Varosha, outrora um luxuoso destino costeiro no Chipre, encara a divisão desta ilha mediterrânica durante meio século e tem uma questão controversa entre cipriotas gregos e cipriotas turcos: a restituição de bens imóveis.

Varosha é um bairro da cidade de Famagusta e há quatro anos foi aberto ao público. Durante cinquenta anos, a cidade esteve sob controle turco.

Sob um calor sufocante, centenas de curiosos tiram fotos em frente a casas em ruínas. Alguns passeiam a pé ou em bicicletas alugadas, outros preferem a sombra dos carrinhos de golfe.

Em 20 de julho de 1974, o Exército turco invadiu o norte do Chipre após um golpe de estado dos nacionalistas cipriotas gregos, que queriam unir a ilha à Grécia. Os 45 mil habitantes de Varosha tiveram que partir.

No conjunto da ilha, cerca de 170 mil cipriotas de língua grega refugiaram-se no sul e 40 mil pessoas de língua turca refugiaram-se no sul.

Desde então, Chipre está dividido entre a República do Chipre, que exerce a sua autoridade no sul e faz parte da União Europeia e da zona euro, e a República Turca do Chipre do Norte (TRNC), autoproclamada em 1983 e reconhecida apenas por Ancara.

Desde que as autoridades cipriotas turcas ordenaram a reabertura parcial de Varosha, no leste da ilha, em 2020, curiosos têm afluído diariamente ao que poderia ser descrito como “turismo de desastre”.

Cartazes publicitários antigos ainda enfeitam as vitrines. Em um banner desgastado pelo tempo, um laboratório fotográfico se orgulha de revelar filmes coloridos.

A poucos metros de distância, espreguiçadeiras e guarda-sóis de palha se estendem pela areia branca da praia, demarcada por fileiras de arame farpado. E os banhistas nadam aos pés de um grande hotel que já teve seu auge.

- Provisório -

No final do dia, os visitantes dispersam-se e Varosha volta a ser uma cidade fantasma.

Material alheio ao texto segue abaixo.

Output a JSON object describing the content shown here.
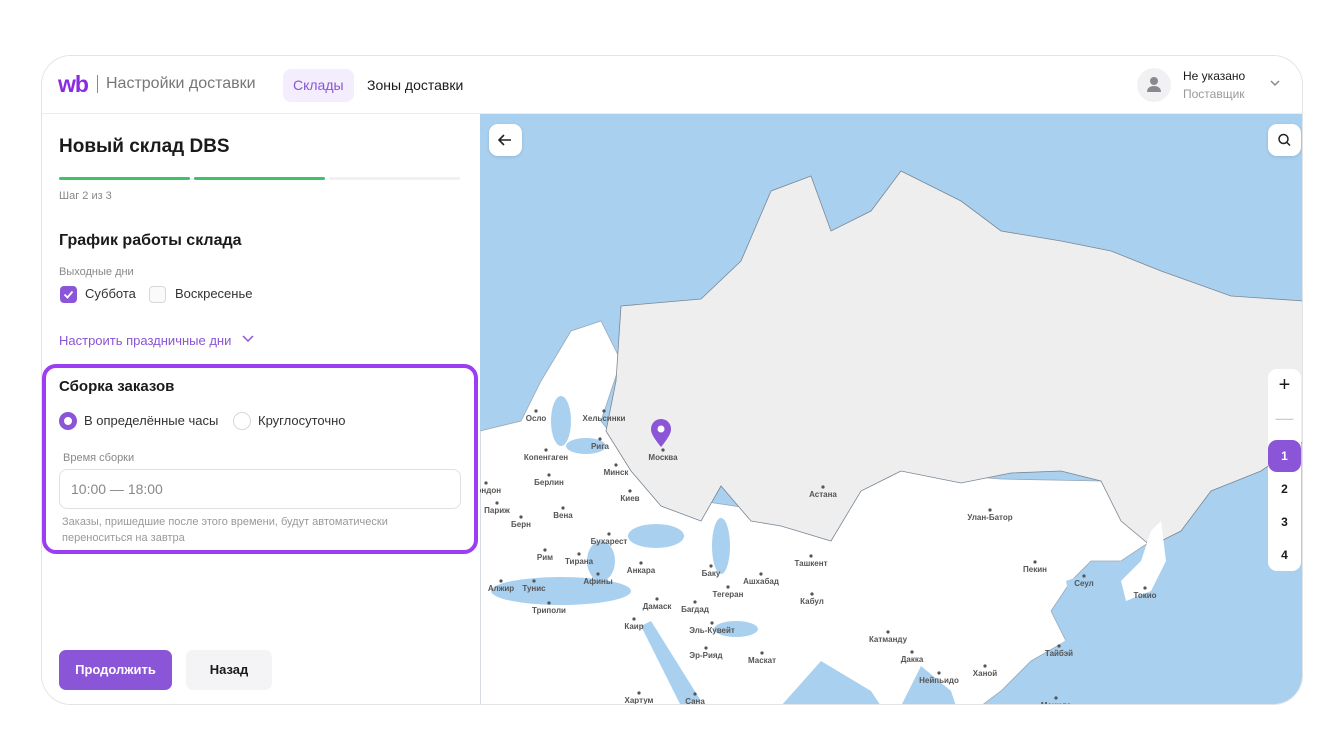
{
  "header": {
    "logo": "wb",
    "title": "Настройки доставки",
    "tabs": [
      {
        "label": "Склады",
        "active": true
      },
      {
        "label": "Зоны доставки",
        "active": false
      }
    ],
    "user": {
      "name": "Не указано",
      "role": "Поставщик",
      "icon": "user-icon"
    }
  },
  "form": {
    "title": "Новый склад DBS",
    "progress": {
      "current": 2,
      "total": 3,
      "label": "Шаг 2 из 3"
    },
    "schedule": {
      "title": "График работы склада",
      "weekends_label": "Выходные дни",
      "days": [
        {
          "label": "Суббота",
          "checked": true
        },
        {
          "label": "Воскресенье",
          "checked": false
        }
      ],
      "holidays_link": "Настроить праздничные дни"
    },
    "assembly": {
      "title": "Сборка заказов",
      "options": [
        {
          "label": "В определённые часы",
          "selected": true
        },
        {
          "label": "Круглосуточно",
          "selected": false
        }
      ],
      "time_label": "Время сборки",
      "time_value": "10:00 — 18:00",
      "hint": "Заказы, пришедшие после этого времени, будут автоматически переноситься на завтра"
    },
    "continue_label": "Продолжить",
    "back_label": "Назад"
  },
  "map": {
    "marker_city": "Москва",
    "zoom_levels": [
      "1",
      "2",
      "3",
      "4"
    ],
    "selected_level": "1",
    "cities": [
      "Осло",
      "Хельсинки",
      "Рига",
      "Копенгаген",
      "Минск",
      "Москва",
      "Берлин",
      "Киев",
      "Лондон",
      "Париж",
      "Берн",
      "Вена",
      "Бухарест",
      "Рим",
      "Тирана",
      "Анкара",
      "Афины",
      "Алжир",
      "Тунис",
      "Триполи",
      "Баку",
      "Ашхабад",
      "Тегеран",
      "Дамаск",
      "Багдад",
      "Кабул",
      "Каир",
      "Эль-Кувейт",
      "Эр-Рияд",
      "Маскат",
      "Хартум",
      "Сана",
      "Астана",
      "Ташкент",
      "Улан-Батор",
      "Пекин",
      "Сеул",
      "Токио",
      "Катманду",
      "Дакка",
      "Нейпьидо",
      "Ханой",
      "Тайбэй",
      "Манила"
    ]
  },
  "colors": {
    "accent": "#8a55d6",
    "highlight": "#9b3df2",
    "progress": "#3cc26b",
    "water": "#a9d0ef",
    "land": "#eeeeef"
  }
}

O cipriota grego Nicolas Karageorgis tinha 23 anos quando teve de deixar este bairro da cidade de Famagusta.

“No início pensamos que seria temporário”, recorda este antigo engenheiro que luta, tal como outras pessoas deslocadas, para recuperar a sua casa.

A República do Chipre, de maioria grega, reconhece os direitos dos proprietários cipriotas turcos originais. Os seus bens são alugados a pessoas deslocadas do norte, na esperança de que o conflito seja um dia resolvido e que possam regressar a eles sob certas condições.

Em vez disso, a RTCN concede aos cipriotas turcos deslocados do sul e aos colonos turcos o pleno uso das propriedades "abandonadas" pelos cipriotas gregos.

Varosha é um caso particular. Selada pelo Exército turco, foi durante muito tempo utilizada como “moeda de troca”, lamenta Serdar Atai, 57 anos, um cipriota turco empenhado na reconciliação entre as duas comunidades.

“Gostaríamos de vê-la renascer com o retorno dos antigos proprietários”, afirma.

- Voltar para casa -

Em 2020 Karageorgis viu novamente a casa da família saqueada, sem poder entrar. “Está vazio de objetos, mas cheio de memórias”, murmura entusiasmado durante uma nova visita ao local com a AFP.

A rua deles, invadida pelo mato, está bloqueada por três cordas. Uma placa lembra a proibição de aproximação às casas.

“Apresentei um pedido à Comissão Imobiliária (gerida pela RTCN). Podemos pedir a indenização ou a restituição. Optei pela restituição”, afirma.

Esta comissão foi criada em 2005 para tratar de reclamações relacionadas com propriedades na zona norte.

Mas, com excepção de Varosha, os pedidos de restituição entram em conflito com as leis da RTCN, que estipulam que a propriedade não pode ser tirada de seu ocupante.

A compensação permanece. O problema é que os múltiplos procedimentos demoram mais.

“O truque (do lado turco) é fingir que se você comparecer será indenizado”, explica o advogado Achilleas Demetriades.

Os proprietários prejudicados “apresentaram os seus pedidos (...), foram proferidas sentenças (...) mas a Turquia recusa-se a pagar indenização”, afirma.

As duas comunidades, grega e turca, vivem separadas por uma zona desmilitarizada.

À medida que as negociações para a reunificação estagnam, a resolução da questão da propriedade surge como um pré-requisito para a reconciliação.

“É verdade que a questão dos bens é importante”, admite Simos Ioannou, o presidente cipriota grego de Famagusta no exílio. “Mas não deixamos só os nossos pertences lá, deixamos a nossa alma”, enfatiza.